Il y a également les Avires, les fameux vaisseaux atlantes au centre de l'histoire, qui donnent parfois un coté aventures maritimes au roman. Comment les avez vous conçu ?

Le postulat de départ était justement d'écrire un roman d'aventures corsaires, mais à ma sauce. Une fois que le cadre formel était posé (référencement affiché), il est devenu clair qu'il fallait que je réinvente ma propre piraterie. Le "bateau volant" est presque un poncif des littératures de l'imaginaire, j'ai donc essayé de me le réapproprier en gardant au maximum l'imagerie et l'ambiance de l'âge d'or de la flibuste des XVIIème et XVIIIème siècles.
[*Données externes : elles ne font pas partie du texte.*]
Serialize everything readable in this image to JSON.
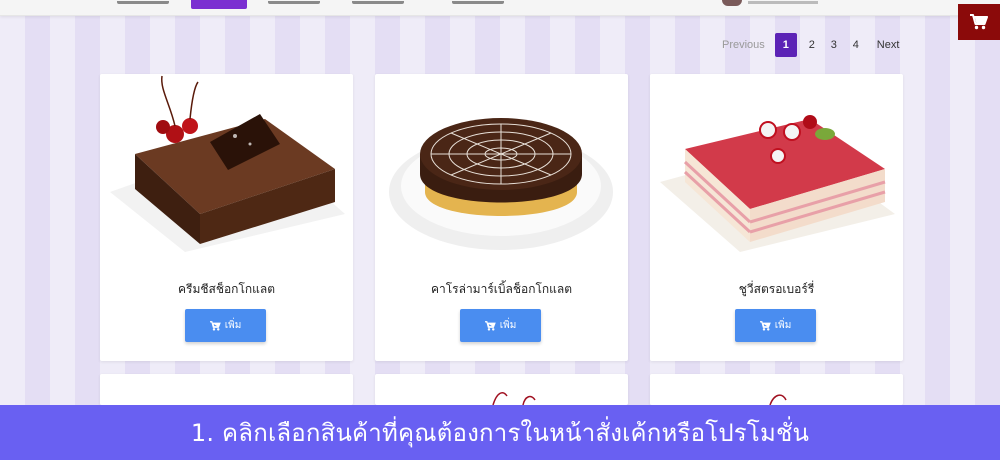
{
  "pagination": {
    "previous": "Previous",
    "pages": [
      "1",
      "2",
      "3",
      "4"
    ],
    "active_page": "1",
    "next": "Next"
  },
  "products": [
    {
      "name": "ครีมชีสช็อกโกแลต",
      "button": "เพิ่ม",
      "image": "square chocolate cake with cherries"
    },
    {
      "name": "คาโรล่ามาร์เบิ้ลช็อกโกแลต",
      "button": "เพิ่ม",
      "image": "round chocolate marble cake on plate"
    },
    {
      "name": "ชูวี่สตรอเบอร์รี่",
      "button": "เพิ่ม",
      "image": "square strawberry layer cake"
    }
  ],
  "icons": {
    "cart": "cart-icon"
  },
  "colors": {
    "accent": "#5b22b6",
    "button": "#4a8df0",
    "banner": "#6960f2",
    "cart_fab": "#8b0a0a"
  },
  "banner": {
    "text": "1. คลิกเลือกสินค้าที่คุณต้องการในหน้าสั่งเค้กหรือโปรโมชั่น"
  }
}
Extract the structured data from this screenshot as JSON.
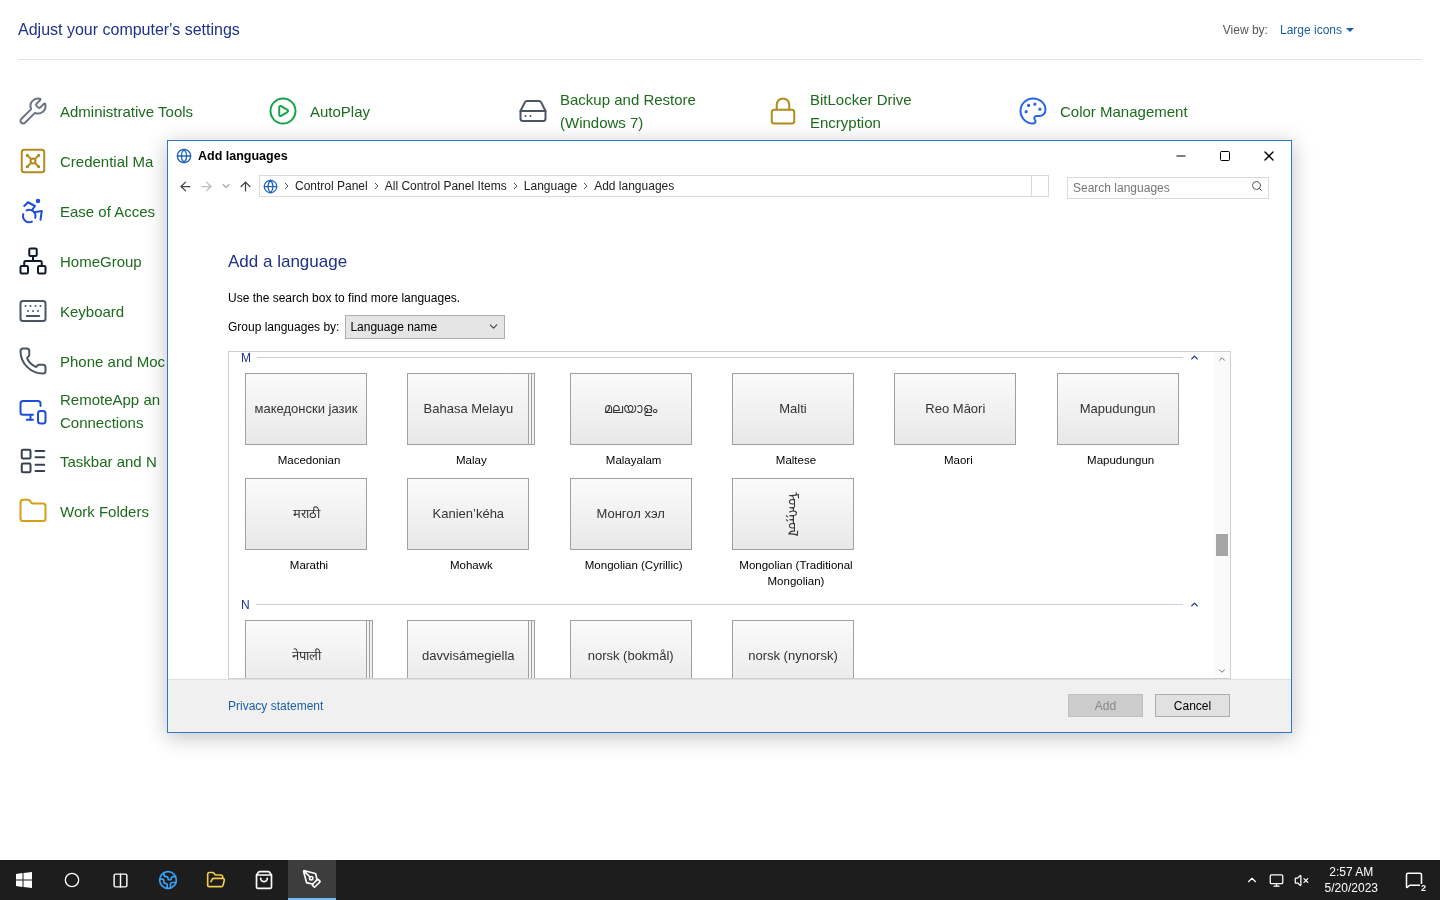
{
  "control_panel": {
    "title": "Adjust your computer's settings",
    "view_by": {
      "label": "View by:",
      "value": "Large icons"
    },
    "rows": [
      [
        {
          "label": "Administrative Tools"
        },
        {
          "label": "AutoPlay"
        },
        {
          "label": "Backup and Restore (Windows 7)"
        },
        {
          "label": "BitLocker Drive Encryption"
        },
        {
          "label": "Color Management"
        }
      ],
      [
        {
          "label": "Credential Ma"
        }
      ],
      [
        {
          "label": "Ease of Acces"
        }
      ],
      [
        {
          "label": "HomeGroup"
        }
      ],
      [
        {
          "label": "Keyboard"
        }
      ],
      [
        {
          "label": "Phone and Moc"
        }
      ],
      [
        {
          "label": "RemoteApp an Connections"
        }
      ],
      [
        {
          "label": "Taskbar and N"
        }
      ],
      [
        {
          "label": "Work Folders"
        }
      ]
    ]
  },
  "dialog": {
    "title": "Add languages",
    "breadcrumbs": [
      "Control Panel",
      "All Control Panel Items",
      "Language",
      "Add languages"
    ],
    "search": {
      "placeholder": "Search languages"
    },
    "heading": "Add a language",
    "hint": "Use the search box to find more languages.",
    "group_by": {
      "label": "Group languages by:",
      "value": "Language name"
    },
    "groups": [
      {
        "letter": "M",
        "languages": [
          {
            "native": "македонски јазик",
            "name": "Macedonian",
            "stacked": false,
            "vertical": false
          },
          {
            "native": "Bahasa Melayu",
            "name": "Malay",
            "stacked": true,
            "vertical": false
          },
          {
            "native": "മലയാളം",
            "name": "Malayalam",
            "stacked": false,
            "vertical": false
          },
          {
            "native": "Malti",
            "name": "Maltese",
            "stacked": false,
            "vertical": false
          },
          {
            "native": "Reo Māori",
            "name": "Maori",
            "stacked": false,
            "vertical": false
          },
          {
            "native": "Mapudungun",
            "name": "Mapudungun",
            "stacked": false,
            "vertical": false
          },
          {
            "native": "मराठी",
            "name": "Marathi",
            "stacked": false,
            "vertical": false
          },
          {
            "native": "Kanien’kéha",
            "name": "Mohawk",
            "stacked": false,
            "vertical": false
          },
          {
            "native": "Монгол хэл",
            "name": "Mongolian (Cyrillic)",
            "stacked": false,
            "vertical": false
          },
          {
            "native": "ᠮᠣᠩᠭᠣᠯ",
            "name": "Mongolian (Traditional Mongolian)",
            "stacked": false,
            "vertical": true
          }
        ]
      },
      {
        "letter": "N",
        "languages": [
          {
            "native": "नेपाली",
            "stacked": true,
            "vertical": false
          },
          {
            "native": "davvisámegiella",
            "stacked": true,
            "vertical": false
          },
          {
            "native": "norsk (bokmål)",
            "stacked": false,
            "vertical": false
          },
          {
            "native": "norsk (nynorsk)",
            "stacked": false,
            "vertical": false
          }
        ]
      }
    ],
    "privacy_link": "Privacy statement",
    "buttons": [
      {
        "label": "Add",
        "disabled": true
      },
      {
        "label": "Cancel",
        "disabled": false
      }
    ]
  },
  "taskbar": {
    "apps": [
      {
        "selected": false
      },
      {
        "selected": false
      },
      {
        "selected": false
      },
      {
        "selected": true
      }
    ],
    "time": "2:57 AM",
    "date": "5/20/2023",
    "notification_count": "2"
  }
}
Finalement, on peut dire de Chevaucheur d'Ouragan que s'il utilise quelques stéréotypes, il essaie aussi de sortir la fantasy des sentiers balisés qu'on lui fait souvent prendre. Etait-ce important pour vous de l'amener vers des nouveaux chemins ? Comment voyez-vous l'avenir du genre ?

J'aurais l'air extrêmement prétentieux si je répondais par l'affirmative à cette question. Je pense  simplement qu'il n'y a pas beaucoup plus d'intérêt à réécrire ce qui a déjà été fait (le plus souvent avec talent) qu'à le lire pour la énième fois.
J'avais évidemment moi-même une tonne d'aspirations en me lançant dans ce projet, mais pour un primo-auteur, c'est toujours difficile de faire la distinction entre les ambitions véritables et la gloriole fantasmée. Je préfère donc pudiquement garder pour moi ce cahier des charges et laisser le lecteur juge du résultat. Il y a cependant une tendance dans laquelle je m'inscris volontiers et que l'on sent chez un certain nombre de jeunes auteurs (Laurent Poujois par exemple pour n'en citer qu'un) : écrire un peu comme au cinéma (effets visuels, procédés narratifs, actions, dialogues)...
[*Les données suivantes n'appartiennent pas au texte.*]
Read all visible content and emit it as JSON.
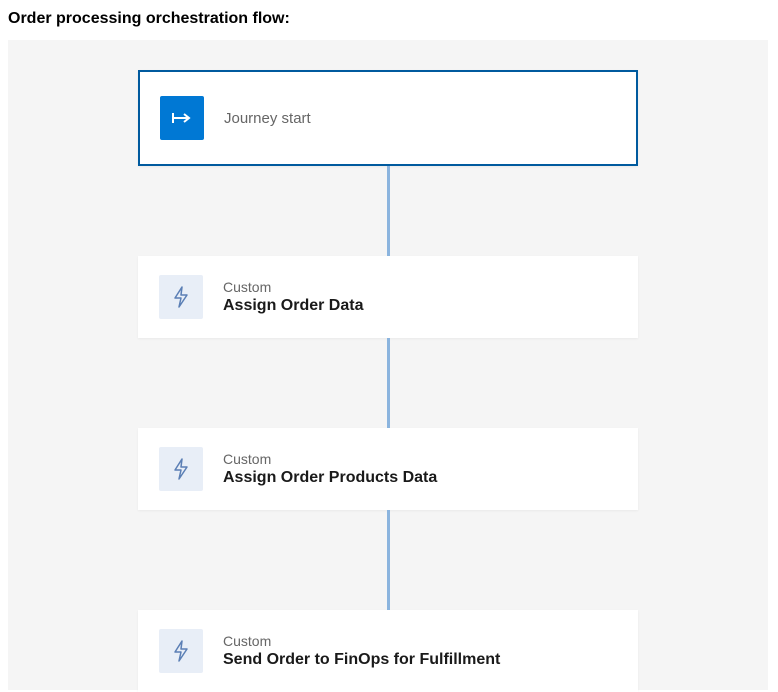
{
  "page_title": "Order processing orchestration flow:",
  "flow": {
    "start": {
      "label": "Journey start"
    },
    "steps": [
      {
        "type_label": "Custom",
        "title": "Assign Order Data"
      },
      {
        "type_label": "Custom",
        "title": "Assign Order Products Data"
      },
      {
        "type_label": "Custom",
        "title": "Send Order to FinOps for Fulfillment"
      }
    ]
  }
}
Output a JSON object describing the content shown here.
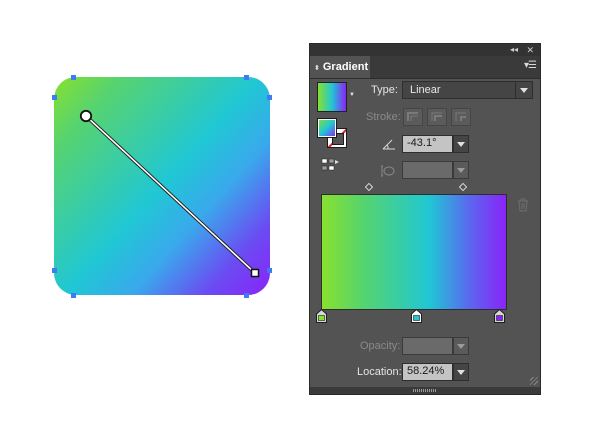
{
  "panel": {
    "tab_label": "Gradient",
    "collapse_icon": "double-chevron-icon",
    "close_icon": "close-icon",
    "menu_icon": "panel-menu-icon",
    "type": {
      "label": "Type:",
      "value": "Linear"
    },
    "stroke": {
      "label": "Stroke:",
      "enabled": false
    },
    "angle": {
      "value": "-43.1°"
    },
    "aspect_ratio": {
      "value": "",
      "enabled": false
    },
    "opacity": {
      "label": "Opacity:",
      "value": "",
      "enabled": false
    },
    "location": {
      "label": "Location:",
      "value": "58.24%"
    }
  },
  "gradient": {
    "stops": [
      {
        "color": "#88e12d",
        "position": 0
      },
      {
        "color": "#20c7d4",
        "position": 0.5824
      },
      {
        "color": "#8a23f8",
        "position": 1
      }
    ],
    "selected_stop": 1,
    "angle_degrees": -43.1
  },
  "colors": {
    "panel_bg": "#535353",
    "panel_dark": "#333333",
    "selection_blue": "#3d7cf4"
  }
}
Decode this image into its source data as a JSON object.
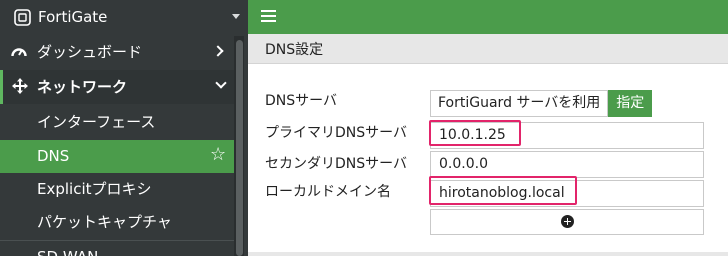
{
  "brand": {
    "name": "FortiGate",
    "icon": "fortigate-logo-icon"
  },
  "sidebar": {
    "items": [
      {
        "label": "ダッシュボード",
        "icon": "dashboard-icon",
        "expand": "chevron-right"
      },
      {
        "label": "ネットワーク",
        "icon": "network-icon",
        "expand": "chevron-down",
        "expanded": true
      },
      {
        "label": "インターフェース"
      },
      {
        "label": "DNS",
        "active": true,
        "favorite_icon": "star-icon"
      },
      {
        "label": "Explicitプロキシ"
      },
      {
        "label": "パケットキャプチャ"
      },
      {
        "label": "SD-WAN"
      }
    ]
  },
  "topbar": {
    "menu_icon": "hamburger-icon"
  },
  "section": {
    "title": "DNS設定"
  },
  "form": {
    "dns_server_label": "DNSサーバ",
    "dns_server_options": [
      "FortiGuard サーバを利用",
      "指定"
    ],
    "dns_server_selected": "指定",
    "primary_label": "プライマリDNSサーバ",
    "primary_value": "10.0.1.25",
    "secondary_label": "セカンダリDNSサーバ",
    "secondary_value": "0.0.0.0",
    "local_domain_label": "ローカルドメイン名",
    "local_domain_value": "hirotanoblog.local",
    "add_icon": "plus-circle-icon"
  },
  "colors": {
    "accent_green": "#4b9c4b",
    "sidebar_bg": "#34393a",
    "highlight": "#e2246a"
  }
}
Pour la promotion de Chevaucheur d'Ouragan, vous avez créé un bande-originale sur Deezer avec des morceaux de musique de films et de jeux vidéos. Est-ce que la musique a eu une part importante dans votre processus créatif ?
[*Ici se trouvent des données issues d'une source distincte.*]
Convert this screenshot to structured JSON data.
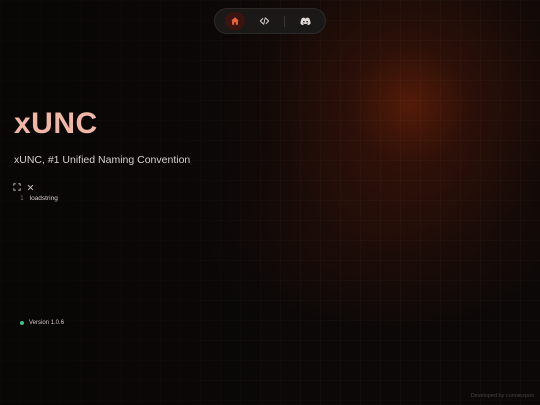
{
  "nav": {
    "items": [
      {
        "icon": "home-icon",
        "active": true
      },
      {
        "icon": "code-icon",
        "active": false
      },
      {
        "icon": "discord-icon",
        "active": false
      }
    ]
  },
  "hero": {
    "title": "xUNC",
    "subtitle": "xUNC, #1 Unified Naming Convention"
  },
  "list": {
    "items": [
      {
        "number": "1",
        "label": "loadstring"
      }
    ]
  },
  "footer": {
    "version": "Version 1.0.6",
    "credit": "Developed by cunniezpoo",
    "status_color": "#3fbf7f"
  },
  "colors": {
    "accent": "#f1b6a6",
    "active_nav_bg": "#3a1410"
  }
}
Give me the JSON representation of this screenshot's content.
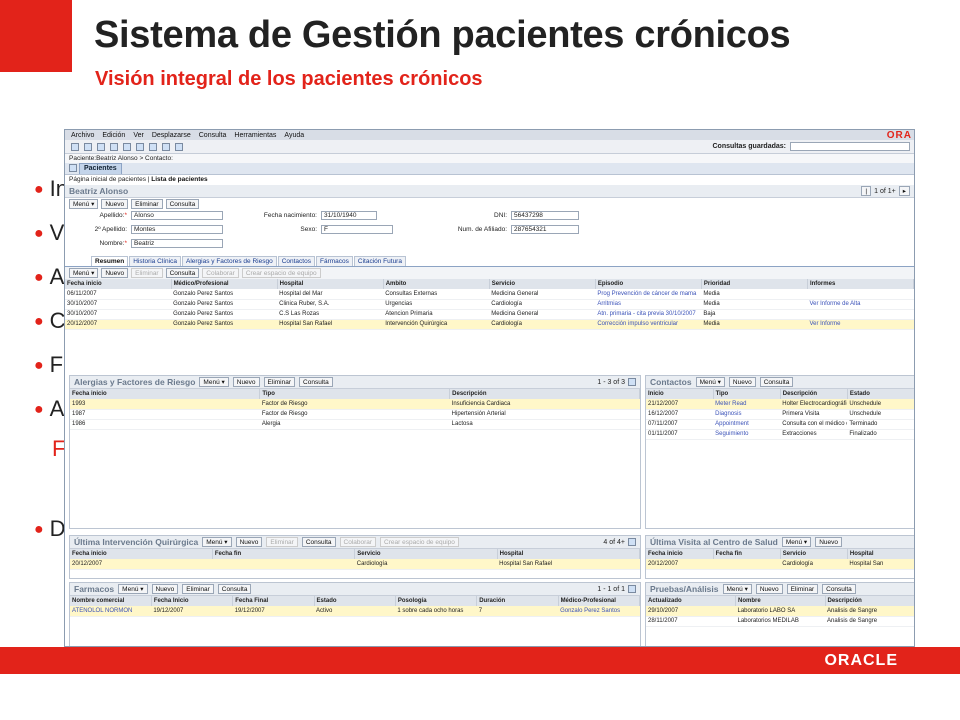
{
  "slide": {
    "title": "Sistema de Gestión pacientes crónicos",
    "subtitle": "Visión integral de los pacientes crónicos",
    "bullets": [
      "In",
      "V",
      "A",
      "C",
      "F",
      "A",
      "F",
      "D"
    ]
  },
  "footer": {
    "logo": "ORACLE"
  },
  "colors": {
    "accent": "#e2231a",
    "link": "#3b52b8",
    "selected_row": "#fff7c9"
  },
  "app": {
    "menu": [
      "Archivo",
      "Edición",
      "Ver",
      "Desplazarse",
      "Consulta",
      "Herramientas",
      "Ayuda"
    ],
    "menu_logo": "ORA",
    "toolbar": {
      "saved_label": "Consultas guardadas:",
      "saved_value": ""
    },
    "breadcrumb": "Paciente:Beatriz Alonso  > Contacto:",
    "tab": "Pacientes",
    "subnav": {
      "home": "Página inicial de pacientes",
      "list": "Lista de pacientes"
    },
    "patient": {
      "name": "Beatriz Alonso",
      "pager": "1 of 1+",
      "labels": {
        "apellido": "Apellido:",
        "apellido2": "2º Apellido:",
        "nombre": "Nombre:",
        "fecha": "Fecha nacimiento:",
        "sexo": "Sexo:",
        "dni": "DNI:",
        "afiliado": "Num. de Afiliado:"
      },
      "values": {
        "apellido": "Alonso",
        "apellido2": "Montes",
        "nombre": "Beatriz",
        "fecha": "31/10/1940",
        "sexo": "F",
        "dni": "56437298",
        "afiliado": "287654321"
      }
    },
    "buttons": {
      "menu": "Menú ▾",
      "nuevo": "Nuevo",
      "eliminar": "Eliminar",
      "consulta": "Consulta",
      "colaborar": "Colaborar",
      "crear": "Crear espacio de equipo"
    },
    "detail_tabs": [
      "Resumen",
      "Historia Clínica",
      "Alergias y Factores de Riesgo",
      "Contactos",
      "Fármacos",
      "Citación Futura"
    ],
    "episodes": {
      "headers": [
        "Fecha inicio",
        "Médico/Profesional",
        "Hospital",
        "Ambito",
        "Servicio",
        "Episodio",
        "Prioridad",
        "Informes"
      ],
      "rows": [
        [
          "06/11/2007",
          "Gonzalo Perez Santos",
          "Hospital del Mar",
          "Consultas Externas",
          "Medicina General",
          "Prog Prevención de cáncer de mama",
          "Media",
          ""
        ],
        [
          "30/10/2007",
          "Gonzalo Perez Santos",
          "Clinica Ruber, S.A.",
          "Urgencias",
          "Cardiología",
          "Arritmias",
          "Media",
          "Ver Informe de Alta"
        ],
        [
          "30/10/2007",
          "Gonzalo Perez Santos",
          "C.S Las Rozas",
          "Atencion Primaria",
          "Medicina General",
          "Atn. primaria - cita previa 30/10/2007",
          "Baja",
          ""
        ],
        [
          "20/12/2007",
          "Gonzalo Perez Santos",
          "Hospital San Rafael",
          "Intervención Quirúrgica",
          "Cardiología",
          "Corrección impulso ventricular",
          "Media",
          "Ver Informe"
        ]
      ]
    },
    "alergias": {
      "title": "Alergias y Factores de Riesgo",
      "pager": "1 - 3 of 3",
      "headers": [
        "Fecha inicio",
        "Tipo",
        "Descripción"
      ],
      "rows": [
        [
          "1993",
          "Factor de Riesgo",
          "Insuficiencia Cardiaca"
        ],
        [
          "1987",
          "Factor de Riesgo",
          "Hipertensión Arterial"
        ],
        [
          "1986",
          "Alergia",
          "Lactosa"
        ]
      ]
    },
    "contactos": {
      "title": "Contactos",
      "headers": [
        "Inicio",
        "Tipo",
        "Descripción",
        "Estado"
      ],
      "rows": [
        [
          "21/12/2007",
          "Meter Read",
          "Holter Electrocardiográfico",
          "Unschedule"
        ],
        [
          "16/12/2007",
          "Diagnosis",
          "Primera Visita",
          "Unschedule"
        ],
        [
          "07/11/2007",
          "Appointment",
          "Consulta con el médico de fam",
          "Terminado"
        ],
        [
          "01/11/2007",
          "Seguimiento",
          "Extracciones",
          "Finalizado"
        ]
      ]
    },
    "intervencion": {
      "title": "Última Intervención Quirúrgica",
      "pager": "4 of 4+",
      "headers": [
        "Fecha inicio",
        "Fecha fin",
        "Servicio",
        "Hospital"
      ],
      "rows": [
        [
          "20/12/2007",
          "",
          "Cardiología",
          "Hospital San Rafael"
        ]
      ]
    },
    "visita": {
      "title": "Última Visita al Centro de Salud",
      "headers": [
        "Fecha inicio",
        "Fecha fin",
        "Servicio",
        "Hospital"
      ],
      "rows": [
        [
          "20/12/2007",
          "",
          "Cardiología",
          "Hospital San"
        ]
      ]
    },
    "farmacos": {
      "title": "Farmacos",
      "pager": "1 - 1 of 1",
      "headers": [
        "Nombre comercial",
        "Fecha Inicio",
        "Fecha Final",
        "Estado",
        "Posología",
        "Duración",
        "Médico-Profesional"
      ],
      "rows": [
        [
          "ATENOLOL NORMON",
          "19/12/2007",
          "19/12/2007",
          "Activo",
          "1 sobre cada ocho horas",
          "7",
          "Gonzalo Perez Santos"
        ]
      ]
    },
    "pruebas": {
      "title": "Pruebas/Análisis",
      "headers": [
        "Actualizado",
        "Nombre",
        "Descripción"
      ],
      "rows": [
        [
          "29/10/2007",
          "Laboratorio LABO SA",
          "Analisis de Sangre"
        ],
        [
          "28/11/2007",
          "Laboratorios MEDILAB",
          "Analisis de Sangre"
        ]
      ]
    }
  }
}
Pour être précis : j'ai plutôt « recomposé » une bande-originale du roman à partir de bandes-originales de films et de jeux vidéos que j'ai sélectionnées, ordonnées et alignées sur le rythme du récit en essayant d'imaginer une cadence de lecture moyenne.
Sinon, effectivement, quand j'écris, la musique m'est aussi indispensable que le Coca Light. Et pour être honnête, elle intervient même très tôt dans le processus. Mes meilleures idées me viennent allongé par terre, dans le noir, pendant que tout le monde dort, avec un casque sur le crâne, dans lequel This Will Destroy You me hurlent des accords post-polcalypto-rock. Ensuite, je m'immerge dans une ambiance particulière avec une sélection de bandes originales calibrées à dessein. Je choisis un morceau, que je m'assène à tue-tête à chaque début de séance d'écriture, et à la fin de ce conditionnement, la musique acquiert la force d'un mantra. Il me suffit de poser les écouteurs sur mes oreilles et dès les premières notes, je suis propulsé dans l'histoire comme un obus, explosif et mélomane... Je n'arrive pas à concevoir l'inspiration comme un papillon qu'on attend de voir se poser, mais plutôt comme une saloperie de vieux sanglier qu'il faut rabattre à grands coups de décibels...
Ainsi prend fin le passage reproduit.